Schwa describes it as a tasting menu. And it's different than an early bird menu or some other prix fix menu in that it *is* smaller portion sizes and there is no choice in the matter: either you get the 3-course or the 9-course set menu (the 3-course being a brief version of the 9-course set menu). It's designed for people who want to try the food for less money. I can't imagine it would be considered more than a "taste," though.
If location and day is not an issue, try the Monday night Farm Dinner at Lula, 2357 N Kedzie. $28 per person for an app, entree, and dessert from one of the most creative neighborhood restaurants in the city, how cool is that? Lula also has a no-reservation policy, so be forewarned. Monday night though, the vibe there is decidely less frantic than the weekend.
re: ms. chow
I was pretty excited about the Lula farm dinner on Monday. The menu was: "klug farm asparagus soup with jonah crab and hazelnut, wood grilled spring chicken with mushroom, sardine, and rapini "panzanella," and smoked garlic puree, chocalate roulade with preserved sweet cherry ice cream and black pepper." The wine that the waiter recommended was fantastic, a cote du rhone blanc that smelled like bananas (an odd flavor for me to like in a wine.) While the service was great, but the food was really off the entire time. The asparagus soup tasted thin and watery, the hazlenuts were a nice burst of flavor. I don't normally order chicken at restaurants for the precise reason that this dinner disappointed me, it was dry, a little tough, and only slightly flavored. I also did not spot a scrap of sardines on my plate, and at least the vegetables were well cooked. The best part of the whole mediocre experience was the dessert: the chocolate roulade looked like a swiss miss roll and tasted better than the Little Debbie variety. The cherry ice cream was decent but wins no prizes over Cherry Garcia. Over all, I was disappointed, maybe I'd return to Lula for a non-prix-fixe menu.

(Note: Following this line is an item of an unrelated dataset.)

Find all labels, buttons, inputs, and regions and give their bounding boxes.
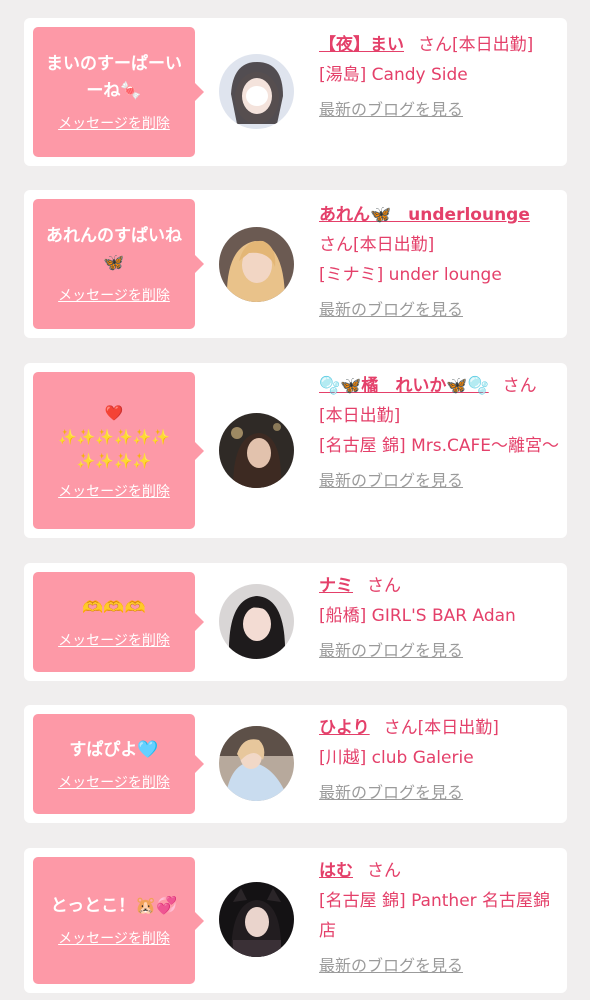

The fact is, there really aren't a lot of tasting menus under 80 dollars. On the other hand, for $200 you can have a great dinner at any restaurant in town, except for the top dozen or so temples of haute cuisine. If you would consider restaurants that don't have tasting menus, I think the very best places in town right now in that price range are Cafe des Architectes, Aigre Doux, and North Pond.